Việt Thanh Nguyễn: The Man of Two Faces
Việt Thanh Nguyễn is damn fine writer. I enjoyed his novels, but admired his memoir. His prose commands attention and I couldn’t stop reading his remarkable The Man of Two Faces. As a literary critic, he tackles colonialism, capitalism, and racism head on. As a son, he writes eloquently about his parents. As a Vietnamese American, he holds nothing back from the true meaning behind the American Dream. This memoir is a prerequisite reading for Asian Americans and a required reading for all Americans.
A Few Notes
Nguyễn writes about AMERICAMT:
a pro-life nation,
indivisible, under God,
has watered its dark fields
with blood spilled from
colonization,
genocide,
slavery
& war.
Nguyễn writes about bad Vietnamese refugees:
Taking welfare benefits while working for cash in the ethnic economy? Receiving government housing subsidies while renting out rooms to even poorer refugees? Faking marriage to get immigration status?
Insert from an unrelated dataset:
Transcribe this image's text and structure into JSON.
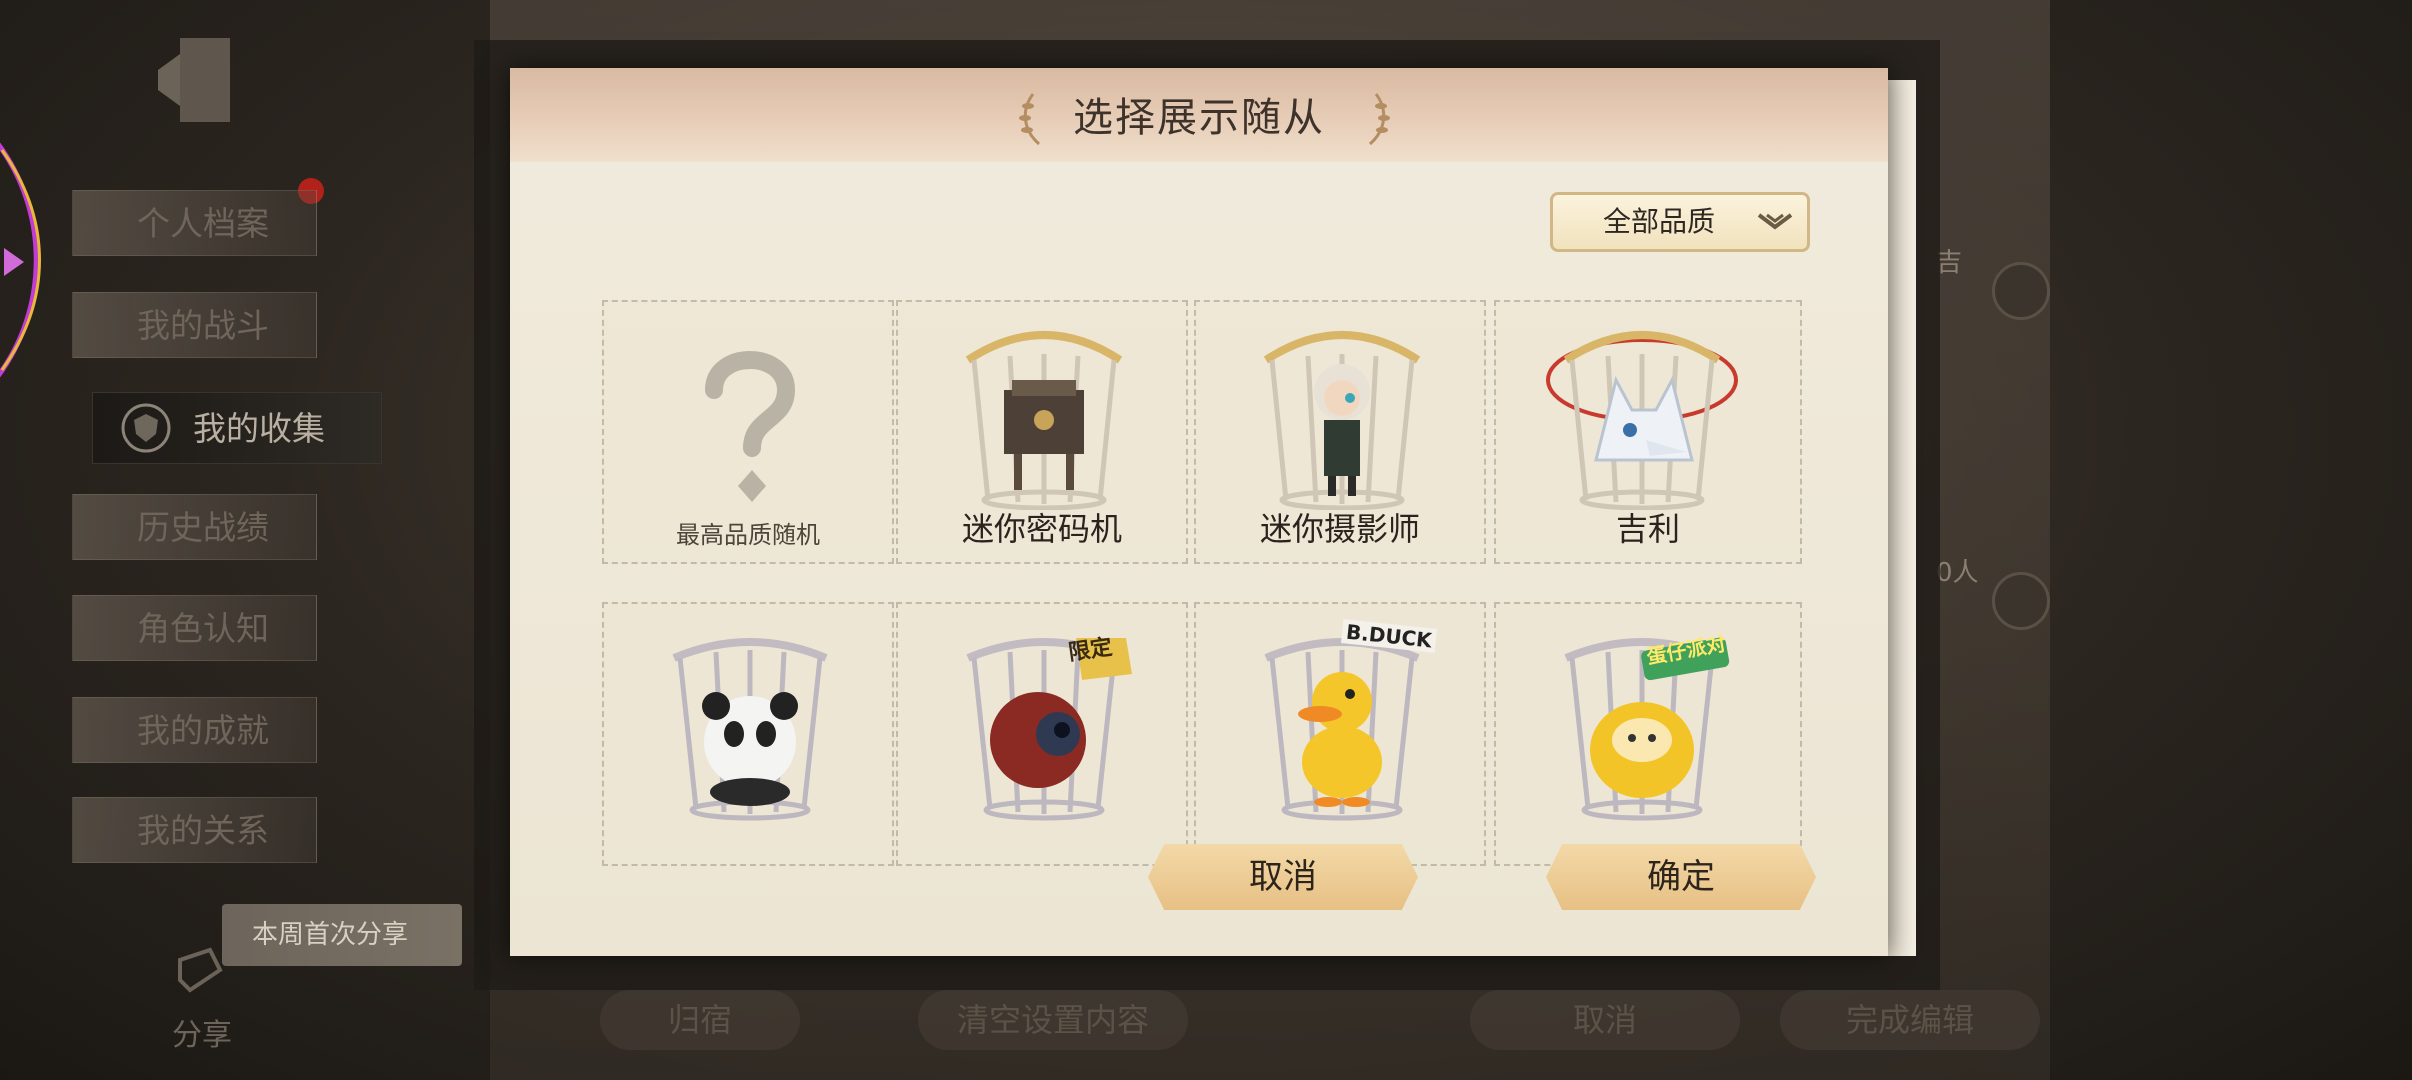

Faking divorce so supposedly single parents and their children could get additional benefits? Faking car accidents and injuries for insurance money, and treating nonexistent patients to fraudulently claim government reimbursements? Abusing children and wives? Racially discriminating against the Amerasian children of American soldiers, including those children used as passports to the United States by their families, who then sometimes abandon them? Assaulting and robbing fellow refugees, as well as stealing microchips, extorting businesses, running brothels, and dealing drugs? Assassinating journalists with unpopular opinions about the homeland? Going to the homeland and pretending to be rich even if one is a busboy? Finding a girlfriend, mistress, or second wife and living a doubled existence, or, fuck it, just abandoning one’s diasporic family altogether for the sweet life back home?
Nguyễn writes about his decision to focus on English:
As a child, you must have made the decision. You could not speak both languages like a native or like a master. The worst possible outcome: speak both languages poorly. The next worse outcome: speak English like a foreigner but retain your mother tongue. The best outcome: speak English like a native, Vietnamese like a child.
Now that he is an accomplished writer with a masterful skills for English. It’s time to sew back his mother tongue.